Asplundh Tree Expert Co., one of the largest privately owned corporations in the country, with 30,000 employees and 3.5 billion in annual sales, according to Forbes, has been ordered to pay $95 million in the largest fine against a company for hiring thousands of immigrants who did not have permission to work in the U.S., according to federal officials. Asplundh, a 90-year-old, family-owned company that employs 30,000 workers in the U.S., Canada, Australia, and New Zealand, clears brush and vegetation from electric and gas lines and holds many municipal, state, and federal contacts.
According to the U.S. attorney's office in Philadelphia, Asplundh employed thousands of undocumented workers between the years of 2010 and 2014 with its top management remaining "willfully blind" while lower level managers hired and rehired employees they knew to be ineligible to work in the United States," the office said. In addition to having to forfeit $80 million, Asplundh will pay a $15 million civil penalty for not complying with immigration law. Asplundh employed thousands of undocumented workers between 2010 and 2014 with its top management remaining "willfully blind" while lower-level supervisors hired people they knew were in the country illegally to maximize profit.
Homeland Security Investigations began auditing Asplundh Tree Experts on Nov. 19, 2009 to make sure the company complied with federal laws regarding the hiring of immigrants. After being given a list of names, Asplundh fired hundreds of its employees who were ineligible to work in the U.S. Others quit before they could be terminated. After acting like it was complying with HSI demands, Asplundh instead doubled down on its illegal practices, according to federal authorities. Many of the some employees Asplundh had just let go were re-hired under different names using fake or illegally obtained documents. One of its regional managers, Larry Gauger, even went so far as to tell supervisors who worked under him that they had "plausible deniability" because their illegally obtained social security numbers would be positive matches in the E-verify database, court papers state. Gauger has pleaded guilty and is scheduled to be sentenced next month.

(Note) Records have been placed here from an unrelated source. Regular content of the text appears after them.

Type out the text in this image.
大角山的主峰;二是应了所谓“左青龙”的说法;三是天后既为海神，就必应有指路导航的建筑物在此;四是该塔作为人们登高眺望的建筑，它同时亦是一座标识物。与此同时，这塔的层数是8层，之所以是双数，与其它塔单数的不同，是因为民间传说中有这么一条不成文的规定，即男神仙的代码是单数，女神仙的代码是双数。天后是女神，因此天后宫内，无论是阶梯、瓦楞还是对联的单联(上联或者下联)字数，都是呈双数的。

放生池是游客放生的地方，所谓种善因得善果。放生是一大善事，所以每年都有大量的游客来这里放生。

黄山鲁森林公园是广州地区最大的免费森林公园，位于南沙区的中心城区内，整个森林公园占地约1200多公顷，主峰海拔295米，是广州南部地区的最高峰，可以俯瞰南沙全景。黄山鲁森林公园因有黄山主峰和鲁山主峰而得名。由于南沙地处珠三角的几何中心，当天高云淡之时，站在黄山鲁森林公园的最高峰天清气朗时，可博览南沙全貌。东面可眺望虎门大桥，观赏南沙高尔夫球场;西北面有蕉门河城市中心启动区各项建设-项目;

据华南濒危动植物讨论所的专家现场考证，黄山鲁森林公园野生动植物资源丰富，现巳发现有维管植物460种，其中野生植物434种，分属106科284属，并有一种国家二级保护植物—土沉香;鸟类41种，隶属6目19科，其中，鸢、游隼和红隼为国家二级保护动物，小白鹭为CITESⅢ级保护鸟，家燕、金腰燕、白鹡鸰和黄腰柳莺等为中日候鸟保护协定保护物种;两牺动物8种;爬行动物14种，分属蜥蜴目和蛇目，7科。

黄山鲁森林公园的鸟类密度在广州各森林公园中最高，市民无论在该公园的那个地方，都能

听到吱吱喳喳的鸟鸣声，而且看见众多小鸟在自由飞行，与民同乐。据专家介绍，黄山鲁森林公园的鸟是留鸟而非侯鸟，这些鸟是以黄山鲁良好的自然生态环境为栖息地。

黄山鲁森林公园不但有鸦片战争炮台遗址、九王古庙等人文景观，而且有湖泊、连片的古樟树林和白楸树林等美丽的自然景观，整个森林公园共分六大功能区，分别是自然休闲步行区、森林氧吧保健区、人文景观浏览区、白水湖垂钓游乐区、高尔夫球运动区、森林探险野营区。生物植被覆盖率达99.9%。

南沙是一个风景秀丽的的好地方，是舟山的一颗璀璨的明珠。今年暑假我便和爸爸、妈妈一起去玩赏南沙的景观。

"This decentralized model tacitly perpetuated fraudulent hiring practices that, in turn, maximized productivity and profit," prosecutors said in a statement. "With a motivated workforce, including unauthorized aliens willing to be relocated and respond to weather-related events around the nation, Asplundh had crews which were easily mobilized that enabled them to dominate the market."
ICE issued a statement on 9/28/2017, "Today marks the end of a lengthy investigation by ICE Homeland Security Investigations into hiring violations committed by the highest levels of Asplundh's organization," said ICE Acting Director Thomas Homan. "Today's judgment sends a strong, clear message to employers who scheme to hire and retain a workforce of illegal immigrants: we will find you and hold you accountable. Violators who manipulate hiring laws are a pull factor for illegal immigration, and we will continue to take action to remove this magnet."
In a statement on its website, Asplundh said company officials "accept responsibility for the charges as outlined, and we apologize to our customers, associates and all other stakeholders for what has occurred." Asplundh went on to say that is reviewing the identification of every employee and is adding a photo ID card system which includes the same facial recognition software used by ICE. The company is also adding a compliance specialist trained in ID examination in each region it does business.
Employers should remain alert and vigilant in their I-9 compliance practices. The Asplundh investigation is a lesson in compliance, demonstrating that liability exists not only in the evidence apparent in the paperwork, but also in an employer's procedures, policies, and practices. An ICE investigation can be triggered from any number of sources, from an enforcement initiative within Homeland Security Investigations to a tip from an individual to the exchange of data between government agencies (SSA, IRS, DOL, etc.). An ICE investigation can result in more than just financial losses due to monetary penalties. These types of investigations, which can often carry on for years, result in the loss of workers and damage to company reputations and image, affecting relationships with customers and the public in general. Our recommendation on best practices is for employers to be prepared by performing private internal audits before ICE comes knocking.